I’m using distributive conditional types to produce a union type from a union type. I’m transforming each union member into an object type, and only some elements of the original union correspond to this object type; I want to exclude the others from the union.

It looks something like this:

type ExtractFoo<T> = T extends { a: infer A; b: infer B } ? [A, B] : never;
type ExtractBar<T> = T extends { c: infer C; d: infer D } ? [C, D] : never;
type Transform<T> = T extends unknown ? { foo: ExtractFoo<T>; bar: ExtractBar<T> } : never;

I know that TypeScript automatically removes never from union types, so I was surprised when I saw that TypeScript fails to simplify the output of this invocation of Transform:

type T = Transform<{ a: 1; b: 2; c: 3; d: 4 } | { a: 'a'; b: 'b' } | { a: true; c: false }>
// Expected: { foo: [1, 2]; bar: [3, 4] }
// Actual: type T = {
//     foo: [1, 2];
//     bar: [3, 4];
// } | {
//     foo: ["a", "b"];
//     bar: never;
// } | {
//     foo: never;
//     bar: never;
// }

My understanding is that an object type with a field of type never is exactly equivalent to never, as both are uninhabited.
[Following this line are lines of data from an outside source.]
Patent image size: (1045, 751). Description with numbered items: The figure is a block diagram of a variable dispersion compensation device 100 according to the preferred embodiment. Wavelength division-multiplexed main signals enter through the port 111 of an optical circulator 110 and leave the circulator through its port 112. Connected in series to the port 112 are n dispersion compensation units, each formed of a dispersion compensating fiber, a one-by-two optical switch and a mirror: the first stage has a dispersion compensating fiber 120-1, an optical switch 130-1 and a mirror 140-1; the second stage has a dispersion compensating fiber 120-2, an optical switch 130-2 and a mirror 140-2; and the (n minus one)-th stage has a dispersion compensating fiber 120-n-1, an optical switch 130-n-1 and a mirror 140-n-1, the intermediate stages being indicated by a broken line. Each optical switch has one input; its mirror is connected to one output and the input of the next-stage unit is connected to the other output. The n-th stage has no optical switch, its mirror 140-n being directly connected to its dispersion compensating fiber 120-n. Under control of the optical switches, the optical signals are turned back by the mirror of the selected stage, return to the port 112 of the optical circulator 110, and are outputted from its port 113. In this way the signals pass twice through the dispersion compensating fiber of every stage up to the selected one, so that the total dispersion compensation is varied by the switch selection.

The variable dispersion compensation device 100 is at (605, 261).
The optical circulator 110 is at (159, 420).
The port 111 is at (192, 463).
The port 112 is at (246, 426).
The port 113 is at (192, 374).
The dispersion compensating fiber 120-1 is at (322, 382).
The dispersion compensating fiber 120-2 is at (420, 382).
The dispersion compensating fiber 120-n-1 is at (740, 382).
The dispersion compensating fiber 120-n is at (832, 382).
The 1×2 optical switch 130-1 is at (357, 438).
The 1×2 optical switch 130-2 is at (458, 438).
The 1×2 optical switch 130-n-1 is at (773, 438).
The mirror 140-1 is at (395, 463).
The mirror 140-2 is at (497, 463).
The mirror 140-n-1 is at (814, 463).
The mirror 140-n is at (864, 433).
As such, I was surprised that TypeScript doesn’t simplify { foo: ["a", "b"]; bar: never } out of the union the same way it does with other ways of phrasing the never type.

Digging into it further, I found that surprisingly, TypeScript always treats { foo: never } as different from never, even though they are the exact same type:

(x: { foo: never }): never => x;
// Error: Type '{ foo: never; }' is not assignable to type 'never'.

Why does TypeScript treat { foo: never } as different from never?